BRRRR method
The BRRRR method is a property investment strategy that stands for buy, refurbish, refinance, rent, and repeat. An investor buys a run-down property below market value, refurbishes it to raise its value, refinances at the higher value to recover most or all of the cash invested, rents it out for income, then repeats the process with the recovered capital. You will also see it written as BRRR, with four Rs, or BRR. All three refer to the same strategy, the extra R simply standing for the repeat step.
What the steps mean
The strategy runs in a fixed order. First you buy a property that needs work, usually distressed or dated, at a discount and often with short-term bridging finance rather than a standard mortgage. Next you refurbish it to force an increase in value, through anything from a new kitchen and bathroom to an extension or a change of layout. Then you refinance onto a longer-term buy-to-let mortgage based on the property's higher value after the works, releasing capital that repays the bridging finance and returns your deposit and costs. After that you rent the property to a tenant, producing monthly income. Finally you repeat, using the recovered capital as the deposit for the next project.
How the finance works
BRRRR usually relies on two stages of finance. A bridging or refurbishment loan funds the purchase and the works, then a buy-to-let mortgage refinances the finished property. Whether the strategy succeeds turns on the after-refurbishment value, the price the property reaches once improved. A lender typically advances up to about 75% of that value, so investors apply the 70% rule as a screen, keeping the purchase price plus refurbishment and costs at or below roughly 70% of the after-refurbishment value to leave room for fees and a cautious valuation. Most buy-to-let lenders also impose a seasoning or six-month rule, meaning you must usually own the property for six months before they will lend against the higher value, though some lenders allow earlier refinancing. You can model the refinance against the after-refurbishment value with our buy-to-let mortgage calculator.
A simple worked example
Suppose you buy a tired property for £150,000 and spend £40,000 on refurbishment and costs, a total outlay of £190,000. The improved property is then valued at £250,000. Refinancing at 75% releases £187,500, which repays your finance and returns nearly all of your original cash, while you keep an asset with £62,500 of equity and a tenant paying rent. When the refinance returns every pound you put in, the result is an all money out deal; more often a small amount stays in, which is still a sound outcome if the property holds equity and produces income.

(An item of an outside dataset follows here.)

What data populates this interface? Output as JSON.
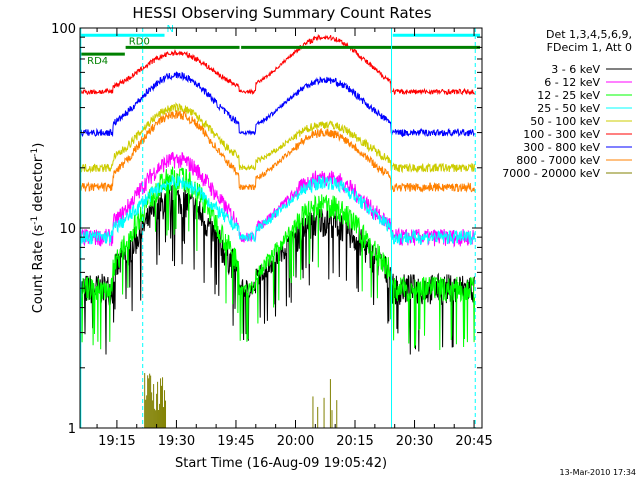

BRRRR versus buy-to-let and flipping
Unlike traditional buy-to-let, where your deposit stays tied up in one property, BRRRR aims to recover that capital and move it to the next deal, so the same money does more work over time. Unlike flipping, where you sell for a one-off profit, BRRRR keeps the property, so you build both a portfolio and a rental income while recycling your cash. The trade-off is complexity: BRRRR demands project management, specialist finance, and accurate numbers in a way that a standard buy-to-let purchase does not.
The risks
BRRRR carries real risk and is not a beginner strategy. The most common failure point is the refinance valuation coming in below your estimate, which leaves more of your money stuck in the deal than planned. Refurbishments frequently run over budget, bridging finance is expensive while the project is under way, and over-leveraging can leave a property with thin or negative cash flow once the new mortgage is in place. Rising interest rates and lender stress tests can turn a deal that worked on paper into one that does not. From working with self-managing landlords across the UK, the BRRRR deals that work are underwritten on a cautious after-refurbishment valuation, because the refinance is where the strategy most often falls short of the plan. Landlords using August who run BRRRR projects tell us the two figures that decide the outcome are the refurbishment budget and the refinance valuation, and both tend to move against you rather than for you.
Tax note
The cash released by refinancing is borrowing rather than income, so it is not taxable in itself. The trade-off is a larger loan and higher finance costs, and for individual landlords mortgage interest no longer reduces taxable profit directly. Instead, HMRC gives only a basic-rate tax reduction on finance costs, which matters most for higher-rate taxpayers running heavily leveraged portfolios. Our guide to property investment strategies covers where BRRRR fits alongside other approaches.
Frequently asked questions
What is the difference between BRRR and BRRRR?
None in substance. BRRR stands for buy, refurbish, refinance, rent. BRRRR adds a fifth R for repeat, the step where you reinvest the recovered capital in the next property. Some investors also use BRR. All describe the same strategy.
Can you really get all your money out?
Sometimes, but not reliably. A full recovery depends on the refinance valuation matching your after-refurbishment estimate, the lender's loan-to-value limit, and disciplined costs. Many projects leave some capital in the deal, which is not a failure if the property still produces income and holds equity.
Is BRRRR good for beginners?
It is one of the harder strategies to execute. It combines buying well, managing a refurbishment, and securing a refinance valuation, and a mistake at any stage can tie up your capital. Most investors build experience with a straightforward buy-to-let before attempting it.